This is happening precisely the way we expected it.
Bell announced this morning it has opened the online Bell Video Store , which will sell and rent movies and TV shows, and it has already run into an issue that has little to do with buying or renting videos.
The moment the news hit, the reactions were loud and immediate . And they hit on the conspiracy theme: How can Bell throttle, or shape, Internet traffic while making it easy to sell and download huge media files?
The main reason that Bell is using traffic-shaping technology is that many of its subscribers are using bandwidth-hungry applications such as BitTorrent to download huge files, most of them video or sound files. And when the traffic due to downloading gets heavy, Bell has to pay its backbone bandwidth supplier more.
This is a real problem. Traffic shaping is a legitimate issue.
But you can't throttle customers' use of the bandwidth while not shaping the traffic of your own downloads .
Why? Because putting the brakes on users' downloads, which are more than likely coming from some other source than Bell's Sympatico service, interferes with the way the market operates. The problem is that Bell is making it harder for people to buy movies from other sources while making it easier to buy from Bell.
There are restraint-of-trade laws that are created to stop this kind of nonsense. And if those laws can't stop this kind of behaviour, there is an army of people out there who are pushing hard to make such practices illegal. Lawmakers in the United States have trod warily around this issue, called “net neutrality,” but have expressed sympathy in principle that traffic-shaping technology should not be used to favour one vendor over another. In Canada, the CRTC is making similar noises .

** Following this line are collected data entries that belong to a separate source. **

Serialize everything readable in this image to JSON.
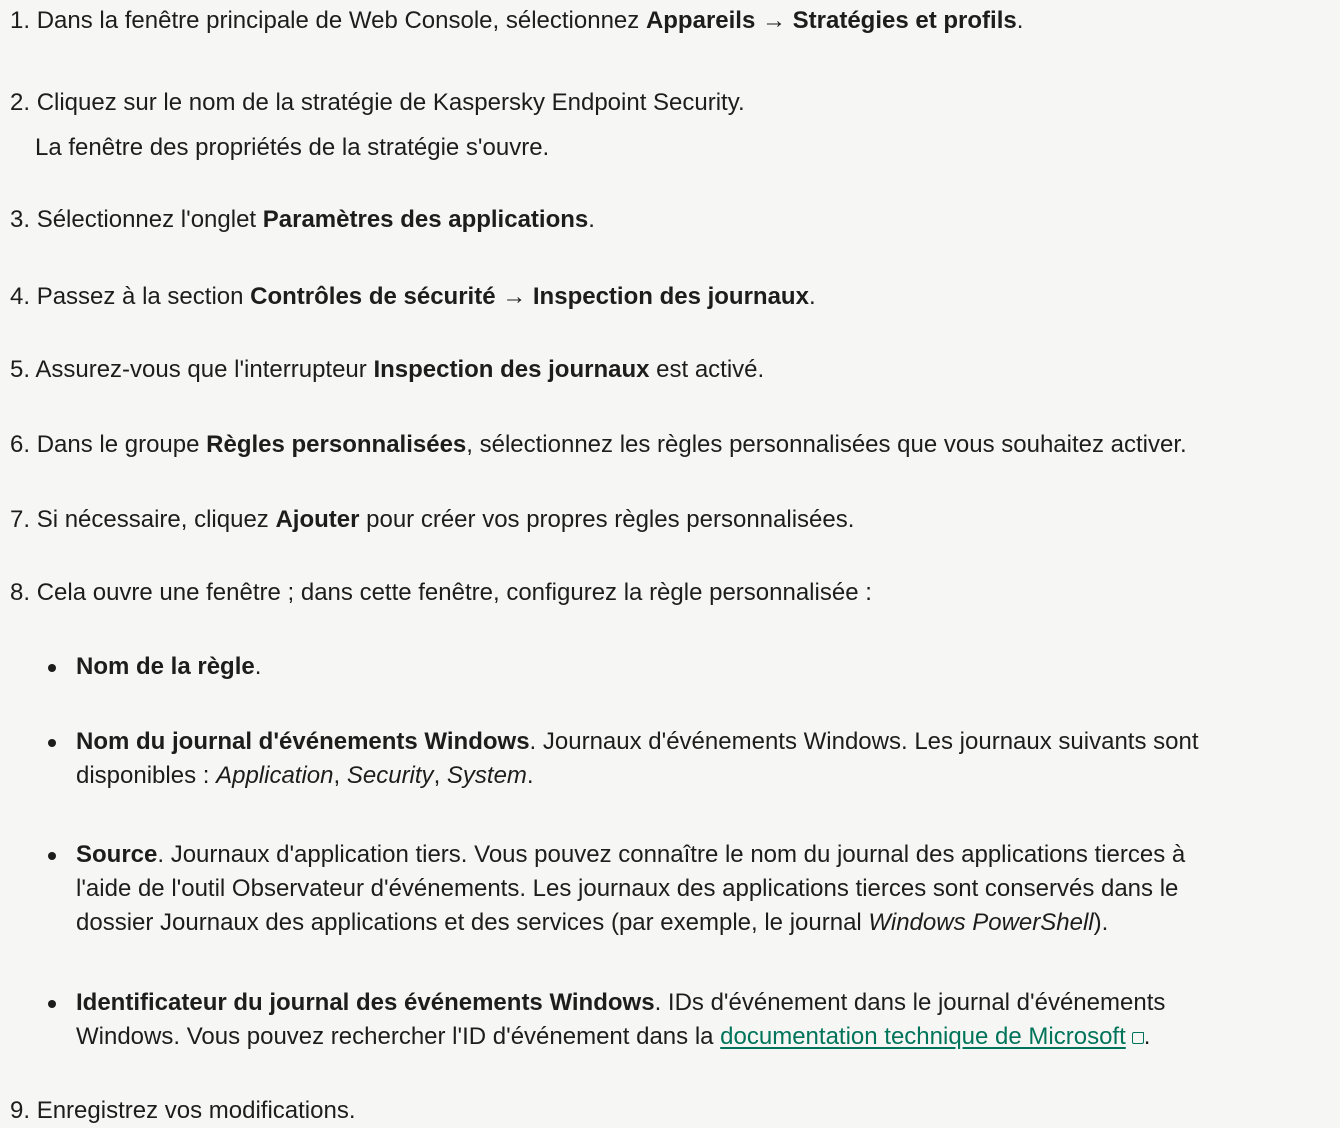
{
  "steps": [
    {
      "num": "1.",
      "pre": "Dans la fenêtre principale de Web Console, sélectionnez ",
      "bold": "Appareils → Stratégies et profils",
      "post": "."
    },
    {
      "num": "2.",
      "text": "Cliquez sur le nom de la stratégie de Kaspersky Endpoint Security.",
      "sub": "La fenêtre des propriétés de la stratégie s'ouvre."
    },
    {
      "num": "3.",
      "pre": "Sélectionnez l'onglet ",
      "bold": "Paramètres des applications",
      "post": "."
    },
    {
      "num": "4.",
      "pre": "Passez à la section ",
      "bold1": "Contrôles de sécurité",
      "arrow": " → ",
      "bold2": "Inspection des journaux",
      "post": "."
    },
    {
      "num": "5.",
      "pre": "Assurez-vous que l'interrupteur ",
      "bold": "Inspection des journaux",
      "post": " est activé."
    },
    {
      "num": "6.",
      "pre": "Dans le groupe ",
      "bold": "Règles personnalisées",
      "post": ", sélectionnez les règles personnalisées que vous souhaitez activer."
    },
    {
      "num": "7.",
      "pre": "Si nécessaire, cliquez ",
      "bold": "Ajouter",
      "post": " pour créer vos propres règles personnalisées."
    },
    {
      "num": "8.",
      "text": "Cela ouvre une fenêtre ; dans cette fenêtre, configurez la règle personnalisée :"
    },
    {
      "num": "9.",
      "text": "Enregistrez vos modifications."
    }
  ],
  "bullets": [
    {
      "bold": "Nom de la règle",
      "post": "."
    },
    {
      "bold": "Nom du journal d'événements Windows",
      "line1": ". Journaux d'événements Windows. Les journaux suivants sont",
      "line2_pre": "disponibles : ",
      "it1": "Application",
      "sep1": ", ",
      "it2": "Security",
      "sep2": ", ",
      "it3": "System",
      "end": "."
    },
    {
      "bold": "Source",
      "line1": ". Journaux d'application tiers. Vous pouvez connaître le nom du journal des applications tierces à",
      "line2": "l'aide de l'outil Observateur d'événements. Les journaux des applications tierces sont conservés dans le",
      "line3_pre": "dossier Journaux des applications et des services (par exemple, le journal ",
      "it": "Windows PowerShell",
      "line3_post": ")."
    },
    {
      "bold": "Identificateur du journal des événements Windows",
      "line1": ". IDs d'événement dans le journal d'événements",
      "line2_pre": "Windows. Vous pouvez rechercher l'ID d'événement dans la ",
      "link": "documentation technique de Microsoft",
      "line2_post": "."
    }
  ],
  "colors": {
    "background": "#f6f6f4",
    "text": "#1d1d1b",
    "link": "#00745a"
  },
  "icons": {
    "external_link": "external-link-icon",
    "bullet": "bullet-dot"
  }
}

And Bell can't argue, as I'm sure it will, that the technology it uses (from Extend Media) makes the situation different. The technology of choice doesn't matter. The bottom line is that Bell is using a technology, any technology, that will strongly influence its Sympatico subscribers to buy from Bell, and not other vendors.
With the opening of the Bell Video Store, Bell has opened the can of worms that is net neutrality in Canada. And those worms can't be herded back into the can easily.